Our point mass is losing mass at a constant rate of $\frac{r}{1000}$ = x kilograms every second. As the speed is constant it is therefore losing momentum at 5. x every second (the rate of change of momentum). Now as force is the rate of change of momentum it follows our force F is constant (rate of change in momentum is constant) and takes on the above value. F = 5. x . If the force were not to act (we must assume in this universe the laws of physics hold) it's velocity would increase due to the conservation of momentum. So the force is constant and the work done by our force = F.10.V from speed = distance.time and work done = force.displacement . This gives us an answer of 0.25J

We know that the Work done (in its simplest form i.e. parallel vectors, all quantities constants) is given by $W = F \cdot d$ where $F$ is the force applied to the object, and $d$ is the distance this object moved. But we also know $F=\frac{dp}{dt}=\frac{d\left(mv\right)}{dt}=\frac{dm}{dt}\cdot v+m\cdot\frac{dv}{dt}$ Since the velocity is not changing, we have $\frac{dv}{dt}=0$ . We also know that $\frac{dm}{dt}=0.001\frac{\text{Kg}}{\text{s}}$ and $d=v\cdot t = 50\text{ m}$ . Substituting into the work expression we get $\boxed{W = 0.25 \text{ Joules}}$

Use einstein eqn, e=mc^2, but use v instead of c

The force can be expressed as:

$F = m \frac{dv}{dt} + \frac{dm}{dt}v$ (1)

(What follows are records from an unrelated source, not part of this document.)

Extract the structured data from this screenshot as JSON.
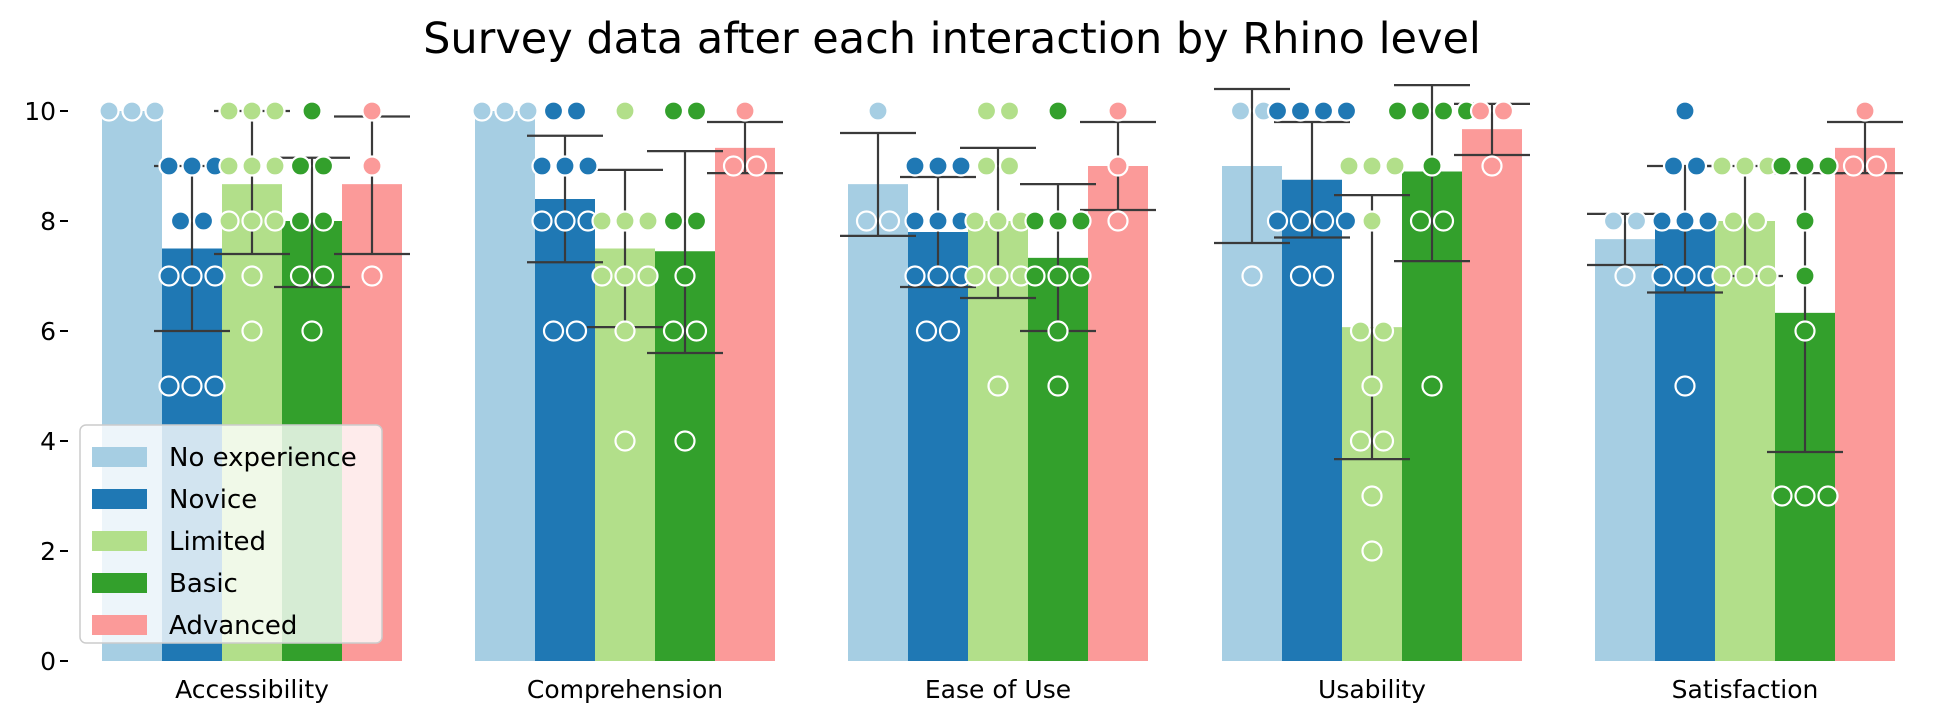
{
  "chart_data": {
    "type": "bar",
    "title": "Survey data after each interaction by Rhino level",
    "xlabel": "",
    "ylabel": "",
    "ylim": [
      0,
      10.2
    ],
    "yticks": [
      0,
      2,
      4,
      6,
      8,
      10
    ],
    "categories": [
      "Accessibility",
      "Comprehension",
      "Ease of Use",
      "Usability",
      "Satisfaction"
    ],
    "legend_position": "lower-left",
    "series": [
      {
        "name": "No experience",
        "color": "#a6cee3",
        "values": [
          10.0,
          10.0,
          8.67,
          9.0,
          7.67
        ],
        "err_low": [
          10.0,
          10.0,
          7.73,
          7.6,
          7.2
        ],
        "err_high": [
          10.0,
          10.0,
          9.6,
          10.4,
          8.13
        ],
        "points": [
          [
            10,
            10,
            10
          ],
          [
            10,
            10,
            10
          ],
          [
            8,
            8,
            10
          ],
          [
            10,
            10,
            7
          ],
          [
            8,
            8,
            7
          ]
        ]
      },
      {
        "name": "Novice",
        "color": "#1f78b4",
        "values": [
          7.5,
          8.4,
          7.8,
          8.75,
          7.85
        ],
        "err_low": [
          6.0,
          7.25,
          6.8,
          7.7,
          6.7
        ],
        "err_high": [
          9.0,
          9.55,
          8.8,
          9.8,
          9.0
        ],
        "points": [
          [
            9,
            9,
            9,
            8,
            8,
            7,
            7,
            7,
            5,
            5,
            5
          ],
          [
            10,
            10,
            9,
            9,
            9,
            8,
            8,
            8,
            6,
            6
          ],
          [
            9,
            9,
            9,
            8,
            8,
            8,
            7,
            7,
            7,
            6,
            6
          ],
          [
            10,
            10,
            10,
            10,
            8,
            8,
            8,
            8,
            7,
            7
          ],
          [
            10,
            9,
            9,
            8,
            8,
            8,
            7,
            7,
            7,
            5
          ]
        ]
      },
      {
        "name": "Limited",
        "color": "#b2df8a",
        "values": [
          8.67,
          7.5,
          8.0,
          6.07,
          8.0
        ],
        "err_low": [
          7.4,
          6.07,
          6.6,
          3.67,
          7.0
        ],
        "err_high": [
          10.0,
          8.93,
          9.33,
          8.47,
          9.0
        ],
        "points": [
          [
            10,
            10,
            10,
            9,
            9,
            9,
            8,
            8,
            8,
            7,
            6
          ],
          [
            10,
            8,
            8,
            8,
            7,
            7,
            7,
            6,
            4
          ],
          [
            10,
            10,
            9,
            9,
            8,
            8,
            8,
            7,
            7,
            7,
            5
          ],
          [
            9,
            9,
            9,
            8,
            6,
            6,
            5,
            4,
            4,
            3,
            2
          ],
          [
            9,
            9,
            9,
            8,
            8,
            7,
            7,
            7
          ]
        ]
      },
      {
        "name": "Basic",
        "color": "#33a02c",
        "values": [
          8.0,
          7.45,
          7.33,
          8.9,
          6.33
        ],
        "err_low": [
          6.8,
          5.6,
          6.0,
          7.27,
          3.8
        ],
        "err_high": [
          9.15,
          9.27,
          8.67,
          10.47,
          8.87
        ],
        "points": [
          [
            10,
            9,
            9,
            8,
            8,
            7,
            7,
            6
          ],
          [
            10,
            10,
            8,
            8,
            7,
            6,
            6,
            4
          ],
          [
            10,
            8,
            8,
            8,
            7,
            7,
            7,
            6,
            5
          ],
          [
            10,
            10,
            10,
            10,
            9,
            8,
            8,
            5
          ],
          [
            9,
            9,
            9,
            8,
            7,
            6,
            3,
            3,
            3
          ]
        ]
      },
      {
        "name": "Advanced",
        "color": "#fb9a99",
        "values": [
          8.67,
          9.33,
          9.0,
          9.67,
          9.33
        ],
        "err_low": [
          7.4,
          8.87,
          8.2,
          9.2,
          8.87
        ],
        "err_high": [
          9.9,
          9.8,
          9.8,
          10.13,
          9.8
        ],
        "points": [
          [
            10,
            9,
            7
          ],
          [
            10,
            9,
            9
          ],
          [
            10,
            9,
            8
          ],
          [
            10,
            10,
            9
          ],
          [
            10,
            9,
            9
          ]
        ]
      }
    ]
  }
}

Since the point mass moves at constant velocity, the first term in (1) is zero:

$F = \frac{dm}{dt}v = rv$

Note that since $v$ is constant, the force is also constant. Work done is expressed as W (in one dimensional motion, with constant force):

$W = Fx$ (2)

For an object in constant velocity v:

$x(t) = vt$ (3)

Combining all of these:

$W = Fx = rvx$ (4)

or

$W = rt v^2 = 0.25$ J (5)

Consider initial mass of the point mass m m

In 10 seconds , mass reduce by 10 gram. As velocity is constant $d = 50 m$

$F = \frac{10^{-2 }\times 5}{10}$

$F = 5 \times 10^{-3}$

$W = work done = F \times d$

$W = 5 \times 10^{-3} \times 50$

$W = 0.25 J$

We know, in general:

$(1) F=\frac{dp}{dt}$

$(2) P=F \times v$

$(3) E=P \times T$

So, it follows, since

$\frac{dp}{dt}=-10^{-3} \times 5$

$P=-10^{-3} \times 25$

$W=-25 \times 10^{-2}=-0.25J$

So, $|W|=0.25J$

Momentum variation: dm.V Force=dm.V/t Eenergy=dm.V.d/t=dm.V^2=10E-3x5x5=0.25

We can split the rate through dimension : g/s = 10^-3 kg/s. We know that W = F X S, and we know that F = m X a (kg m/s^2). We split this dimension into kg/s X m/s which means "evaporation rate times velocity". If we know this already, then we can do this. Say the evaporation rate is Y, hence we get W = Y X V X V X t = 10^-3 X 5 X 5 X 10 = 0.25

Work = Evaporating rate x Velocity^2 x Time

r=1g/s =0.001kg/s

Therefore Work = 0.001(5^2)(10)

=0.25 J

Since we know the element $"Evaporating Rate"$ , we use a formula :

$W = V^2 \times r \times t$

where W = Work (J), V = Velocity ( $\frac{m}{s})$ , r = Evaporating Rate ( $\frac{kg}{s})$ and t (s)

By substituting the value, we get $W$ = 0,25 J.